With a left-to-right wind picking up, with his shoulders tightening, the Texan sent it so far right that it would have landed on an adjacent fairway, had there been an adjacent fairway.

Instead it cleared the long line of humpbacked dunes that lie beyond the thick border of rough and travelled on, so far that when the ball was initially found it turned out to be the wrong one, with the aid of the host broadcaster’s GPS system required to locate the genuine item many yards further on.

In the past even Spieth has had trouble describing the best part of his own game, settling on the rather prosaic “playing badly well”.

Never has that been truer then when he found himself out by the practice ground, between two trailers, the green not just out of sight but the hordes of spectators between him and the flag hidden from view too.

One hundred and twenty-five yards sideways to the fairway.

Play another off the tee?

Take a penalty drop? Three-wood, as he held first, or three-iron?

Kuchar to 12 feet with his second. Spieth’s caddie Michael Greller silhouetted on the top of the tallest dune trying to help him thread the needle with his eyes blindfolded.

Drop. Iron. Deep breath.

From out in those distant boondocks, Spieth cleared the dunes, the spectators, the rough.

A chip on, a putt for the unlikeliest of bogey-fives. And then the charge, never looking back, never letting that momentum go.
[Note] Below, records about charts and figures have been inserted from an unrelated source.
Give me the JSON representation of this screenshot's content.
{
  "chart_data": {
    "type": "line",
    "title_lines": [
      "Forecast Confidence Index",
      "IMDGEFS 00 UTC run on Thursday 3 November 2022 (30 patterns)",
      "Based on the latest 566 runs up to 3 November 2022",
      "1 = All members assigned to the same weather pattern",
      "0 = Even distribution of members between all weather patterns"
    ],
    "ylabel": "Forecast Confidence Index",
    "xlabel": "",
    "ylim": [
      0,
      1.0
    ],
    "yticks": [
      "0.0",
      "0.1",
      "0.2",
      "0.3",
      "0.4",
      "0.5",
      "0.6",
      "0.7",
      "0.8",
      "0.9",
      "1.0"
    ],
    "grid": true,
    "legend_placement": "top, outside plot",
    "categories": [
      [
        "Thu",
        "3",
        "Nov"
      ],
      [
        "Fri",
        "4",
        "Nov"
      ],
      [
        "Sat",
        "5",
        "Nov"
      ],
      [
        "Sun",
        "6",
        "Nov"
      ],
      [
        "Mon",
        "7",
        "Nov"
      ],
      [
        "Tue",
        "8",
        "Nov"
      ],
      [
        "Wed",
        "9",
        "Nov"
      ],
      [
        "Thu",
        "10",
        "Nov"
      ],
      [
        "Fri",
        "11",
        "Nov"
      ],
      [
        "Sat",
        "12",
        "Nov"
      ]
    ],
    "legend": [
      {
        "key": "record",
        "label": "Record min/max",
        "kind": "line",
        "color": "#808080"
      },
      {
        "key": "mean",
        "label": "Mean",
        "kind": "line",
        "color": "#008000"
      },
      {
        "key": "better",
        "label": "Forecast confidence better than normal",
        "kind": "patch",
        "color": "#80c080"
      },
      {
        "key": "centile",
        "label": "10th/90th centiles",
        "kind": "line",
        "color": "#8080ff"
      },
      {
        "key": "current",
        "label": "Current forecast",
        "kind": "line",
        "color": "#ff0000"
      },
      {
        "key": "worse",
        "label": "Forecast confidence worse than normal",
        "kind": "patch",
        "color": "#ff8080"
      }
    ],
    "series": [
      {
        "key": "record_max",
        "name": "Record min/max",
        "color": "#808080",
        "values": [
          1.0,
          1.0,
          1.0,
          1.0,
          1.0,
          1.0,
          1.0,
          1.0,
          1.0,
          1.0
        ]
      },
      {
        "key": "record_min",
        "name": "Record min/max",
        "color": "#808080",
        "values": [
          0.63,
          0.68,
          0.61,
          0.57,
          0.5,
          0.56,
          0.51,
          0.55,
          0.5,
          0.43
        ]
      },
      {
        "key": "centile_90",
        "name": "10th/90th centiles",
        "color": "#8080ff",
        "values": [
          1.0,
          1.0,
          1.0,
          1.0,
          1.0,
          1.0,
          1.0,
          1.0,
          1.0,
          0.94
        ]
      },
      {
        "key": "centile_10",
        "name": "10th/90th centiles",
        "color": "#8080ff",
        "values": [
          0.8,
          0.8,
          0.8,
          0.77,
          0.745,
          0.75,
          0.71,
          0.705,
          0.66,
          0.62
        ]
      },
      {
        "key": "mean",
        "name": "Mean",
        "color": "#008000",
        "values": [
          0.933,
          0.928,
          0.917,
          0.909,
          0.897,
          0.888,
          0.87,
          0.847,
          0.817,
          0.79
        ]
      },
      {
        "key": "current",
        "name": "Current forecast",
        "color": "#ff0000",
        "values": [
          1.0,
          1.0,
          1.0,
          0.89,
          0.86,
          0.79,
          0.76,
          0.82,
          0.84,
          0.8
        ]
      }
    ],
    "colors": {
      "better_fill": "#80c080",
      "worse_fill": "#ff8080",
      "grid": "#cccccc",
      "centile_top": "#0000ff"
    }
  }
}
“Today took as much out of me as any day that I’ve ever played golf,” said a visibly shattered Spieth afterwards.

“Thoughts came in from my last scenario when I was leading a major on Sunday. All of a sudden it creeps into your head.

“I was so confident and all of a sudden, the wheels have come off everything, and it’s how do you get back on track to salvage this round and just give yourself a chance at the end?

“And all of a sudden the lid came off, and the 30-footers were two-footers to me. I don’t know why I can’t make it a little more boring sometimes.”

Kuchar looked like boring would have been just fine with him.

“It’s hard to explain,” he said, still running the last cruel hour through his head.

“It’s crushing. It hurts. And it’s an excitement and a thrill to have played -well, put up a battle, put up a fight.”

Spieth is the youngest champion Open champion since Seve Ballesteros in 1979.

He has joined Jack Nicklaus in winning three majors before the age of 24, and with the US PGA Championship round the corner could yet become the youngest to win a career Grand Slam in history.

That can wait for another day. First to relish this one, the Southport See-saw, the hardest entirely anticipated victory he will ever take. – BBC Sport.